A First Nations baby born in Australia today can expect to live eight to nine years less than a non-native child born on the identical day.
They usually tend to have a heart attack over the course of their lives, and it happens on average 20 years younger than the non-Indigenous patient lying next to them within the hospital bed while they do it. Acute rheumatic fever, a disease virtually unknown amongst non-Indigenous Australians, can damage heart valves. They are more probable get sick and die from cancer, diabetes, kidney failure and lung disease.
A First Nation Australian can be more more likely to have a low household income, live in overcrowded housing, and 14 times more likely be imprisoned. We know that such socioeconomic inequalities cause health inequalities. There can be evidence that cultural aspects and experiences of racism make the issue worse.
Closing the health gap between First Nations people and non-Indigenous Australians is about national priority. One option to reduce health disparities is to enhance the care that Aboriginal and Torres Strait Islander people receive after being admitted to hospital.
Staff at Brisbane’s Princess Alexandra Hospital saw first-hand that our health care system was not providing the care First Nations patients needed. Therefore, they sought to develop a culturally informed model of care for First Nations heart disease patients.
We have all worked with this model and took part in a study to try it out. Our results, recently published in Lancet Global Healthindicate that this culturally based model of care eliminated the gap between First Nations and non-Indigenous patients once we checked out heart health outcomes after they left hospital.
Designing a culturally oriented care model
The model was developed for First Nations patients with acute coronary syndrome. This includes heart attacks and anginathat’s, chest pain attributable to disease of the arteries supplying blood to the heart.
The project was developed collaboratively with First Nations stakeholders. The training was tailored and delivered to construct cultural capability inside the cardiology department and increase staff knowledge of appropriate services available to First Nations patients outside the hospital setting.

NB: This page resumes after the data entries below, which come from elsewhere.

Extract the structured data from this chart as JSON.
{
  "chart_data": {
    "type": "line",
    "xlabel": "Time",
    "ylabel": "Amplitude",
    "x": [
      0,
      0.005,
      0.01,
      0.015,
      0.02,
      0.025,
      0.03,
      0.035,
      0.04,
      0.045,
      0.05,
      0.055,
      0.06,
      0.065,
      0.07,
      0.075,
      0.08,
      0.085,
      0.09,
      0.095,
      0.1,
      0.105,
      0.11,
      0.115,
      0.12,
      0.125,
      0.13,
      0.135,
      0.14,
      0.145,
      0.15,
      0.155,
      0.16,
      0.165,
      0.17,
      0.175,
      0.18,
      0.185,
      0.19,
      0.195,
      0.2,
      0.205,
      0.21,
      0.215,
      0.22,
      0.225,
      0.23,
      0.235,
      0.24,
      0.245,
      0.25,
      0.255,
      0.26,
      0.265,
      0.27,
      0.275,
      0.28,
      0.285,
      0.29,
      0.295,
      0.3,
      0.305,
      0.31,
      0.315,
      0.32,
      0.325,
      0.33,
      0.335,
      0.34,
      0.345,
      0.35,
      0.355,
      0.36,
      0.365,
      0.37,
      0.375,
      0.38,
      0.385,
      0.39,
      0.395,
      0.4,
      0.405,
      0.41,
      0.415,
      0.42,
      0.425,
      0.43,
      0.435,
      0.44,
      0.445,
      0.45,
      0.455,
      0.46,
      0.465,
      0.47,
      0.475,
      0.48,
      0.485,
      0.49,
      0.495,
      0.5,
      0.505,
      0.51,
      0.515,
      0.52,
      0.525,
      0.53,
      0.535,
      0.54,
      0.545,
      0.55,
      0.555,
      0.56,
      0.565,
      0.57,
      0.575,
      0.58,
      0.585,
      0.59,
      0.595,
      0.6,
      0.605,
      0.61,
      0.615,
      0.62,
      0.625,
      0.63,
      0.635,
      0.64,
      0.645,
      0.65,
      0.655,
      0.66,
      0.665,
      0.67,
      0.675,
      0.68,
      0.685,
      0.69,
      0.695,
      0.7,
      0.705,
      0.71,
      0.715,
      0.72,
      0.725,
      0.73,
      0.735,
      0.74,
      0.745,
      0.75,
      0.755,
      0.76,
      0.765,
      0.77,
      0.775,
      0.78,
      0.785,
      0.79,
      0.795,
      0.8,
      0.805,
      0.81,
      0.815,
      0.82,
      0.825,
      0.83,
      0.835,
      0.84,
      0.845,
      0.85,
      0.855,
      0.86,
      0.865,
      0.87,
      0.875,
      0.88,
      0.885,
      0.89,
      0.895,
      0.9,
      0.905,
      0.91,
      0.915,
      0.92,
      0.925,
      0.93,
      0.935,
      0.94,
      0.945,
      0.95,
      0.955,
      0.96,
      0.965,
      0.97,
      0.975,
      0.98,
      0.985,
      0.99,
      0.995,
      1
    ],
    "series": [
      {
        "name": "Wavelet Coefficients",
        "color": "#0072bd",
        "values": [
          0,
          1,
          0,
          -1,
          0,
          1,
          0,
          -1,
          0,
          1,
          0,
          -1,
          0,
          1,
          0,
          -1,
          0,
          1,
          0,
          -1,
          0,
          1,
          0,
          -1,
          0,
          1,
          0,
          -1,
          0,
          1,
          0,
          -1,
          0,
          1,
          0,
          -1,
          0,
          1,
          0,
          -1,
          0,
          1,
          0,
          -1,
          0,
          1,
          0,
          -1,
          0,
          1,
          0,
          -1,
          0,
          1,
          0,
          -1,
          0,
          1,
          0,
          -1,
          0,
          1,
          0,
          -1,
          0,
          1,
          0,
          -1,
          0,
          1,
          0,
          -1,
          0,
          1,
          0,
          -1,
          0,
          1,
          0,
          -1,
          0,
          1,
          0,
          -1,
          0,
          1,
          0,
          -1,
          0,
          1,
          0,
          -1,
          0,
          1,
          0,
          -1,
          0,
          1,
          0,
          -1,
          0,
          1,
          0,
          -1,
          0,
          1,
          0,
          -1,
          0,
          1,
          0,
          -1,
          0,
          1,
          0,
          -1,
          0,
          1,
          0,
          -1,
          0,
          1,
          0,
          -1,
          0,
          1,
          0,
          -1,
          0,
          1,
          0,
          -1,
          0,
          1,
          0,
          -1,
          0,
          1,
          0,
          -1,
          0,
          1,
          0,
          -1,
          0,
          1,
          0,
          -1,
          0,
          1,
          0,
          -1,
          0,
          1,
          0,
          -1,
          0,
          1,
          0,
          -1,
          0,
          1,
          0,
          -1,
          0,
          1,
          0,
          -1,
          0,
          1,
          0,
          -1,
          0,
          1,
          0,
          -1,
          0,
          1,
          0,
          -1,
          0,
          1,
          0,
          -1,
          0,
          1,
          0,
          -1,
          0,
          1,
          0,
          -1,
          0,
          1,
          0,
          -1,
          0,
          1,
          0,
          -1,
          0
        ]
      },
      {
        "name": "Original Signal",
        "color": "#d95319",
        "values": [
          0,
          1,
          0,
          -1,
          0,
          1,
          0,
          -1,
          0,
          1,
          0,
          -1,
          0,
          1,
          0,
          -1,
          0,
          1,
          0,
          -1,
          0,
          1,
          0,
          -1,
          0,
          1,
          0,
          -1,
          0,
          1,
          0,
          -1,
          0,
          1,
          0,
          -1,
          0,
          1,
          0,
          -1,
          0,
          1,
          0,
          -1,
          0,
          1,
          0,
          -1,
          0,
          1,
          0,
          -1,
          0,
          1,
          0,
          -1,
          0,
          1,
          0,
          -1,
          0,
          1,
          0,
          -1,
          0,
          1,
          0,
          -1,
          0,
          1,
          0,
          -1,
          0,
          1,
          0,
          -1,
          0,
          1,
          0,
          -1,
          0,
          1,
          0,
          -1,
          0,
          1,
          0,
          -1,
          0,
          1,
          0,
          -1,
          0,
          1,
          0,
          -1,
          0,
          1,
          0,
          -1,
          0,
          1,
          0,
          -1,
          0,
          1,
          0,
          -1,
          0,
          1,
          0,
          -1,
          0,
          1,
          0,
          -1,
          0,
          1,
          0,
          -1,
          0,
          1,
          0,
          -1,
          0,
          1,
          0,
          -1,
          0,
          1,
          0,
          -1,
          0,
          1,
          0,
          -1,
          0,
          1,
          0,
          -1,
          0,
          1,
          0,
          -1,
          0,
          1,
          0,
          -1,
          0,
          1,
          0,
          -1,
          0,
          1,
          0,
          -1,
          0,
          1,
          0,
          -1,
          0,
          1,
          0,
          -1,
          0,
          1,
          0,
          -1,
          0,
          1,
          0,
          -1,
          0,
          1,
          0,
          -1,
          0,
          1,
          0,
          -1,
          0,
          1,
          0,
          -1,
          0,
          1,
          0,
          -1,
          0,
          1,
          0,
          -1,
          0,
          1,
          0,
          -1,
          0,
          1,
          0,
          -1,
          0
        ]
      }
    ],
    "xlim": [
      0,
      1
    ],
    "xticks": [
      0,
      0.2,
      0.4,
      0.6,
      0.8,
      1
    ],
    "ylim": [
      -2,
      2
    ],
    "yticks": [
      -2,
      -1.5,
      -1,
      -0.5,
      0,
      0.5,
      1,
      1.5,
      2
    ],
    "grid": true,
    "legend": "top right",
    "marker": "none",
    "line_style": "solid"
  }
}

Staff have established formal partnerships with local Aboriginal and Torres Strait Islander community-controlled health organizations. They improved the hospital environment with First Nations art and uniforms (displaying First Nations flags and art).
They assembled a Better Cardiac Care team, which included an Aboriginal and Torres Strait Islander hospital liaison officer, a cardiac nurse and a pharmacist. This team visited First Nations patients at their bedsides, providing additional support, counseling, education and care coordination.
Patients could confidently ask questions and talk in their very own words about their diagnosis and treatment, without feeling shame or embarrassment.
The team was focused on the patient’s needs. For example, they may coordinate the accommodation of a patient’s relative who traveled to the hospital from a distance. They could let the doctor know if the patient needed more time to speak or make a decision or a higher explanation. Before the patient left the hospital, the team was capable of liaise with the patient’s local pharmacy to stock his medicines and arrange a follow-up appointment with his GP.
How we tested the model
We examined the impact of the care model by taking a look at outcomes for First Nations and non-Indigenous patients admitted for heart attack and angina before and after implementation of the model.
Specifically, we collected data on 199 First Nations patients and 440 randomly chosen non-Indigenous patients treated within the 24 months before the beginning of the project and compared them with 119 First Nations patients and 467 non-Indigenous patients treated within the 12 months later.
We especially desired to know whether patients died, had one other heart attack, needed unexpected stent or coronary artery bypass surgery, or needed to return to the hospital urgently inside 90 days of discharge.
Before the model was introduced, 34% of First Nations patients had one of these negative outcomes, significantly higher than the 18% of non-Indigenous patients. Subsequently, these events occurred in 20% of each First Nations and non-Indigenous patients. This was a significant improvement for First Nations patients and eliminated the difference between the groups.
The most vital improvement was seen in urgent readmissions, but there have been also fewer heart attacks.
Fewer heart attacks and hospital admissions are good, but we also needed to make sure patients felt culturally secure and had their social and emotional needs met.
AND related project patients and their families were asked about their experiences with the care model. The researchers found that the important thing to success will be the relational or connection between patients and the team, particularly Aboriginal and Torres Strait Islander staff.
A promising concept
Our study was not a randomized trial and the control group was a historical group. It is due to this fact possible that aspects aside from the care model influenced the outcomes. The study was also conducted in just one hospital.
However, we’ve shown that a culturally informed model of care, developed with and for First Nations peoples, can improve clinical outcomes. Better cardiac care programs based on this idea have now turn into widespread other hospitals in Queensland.
We hope that similar results may be replicated in lots of hospitals and other medical specialties, as improving hospital outcomes is one of many essential steps needed to shut health disparities for First Nations people in Australia.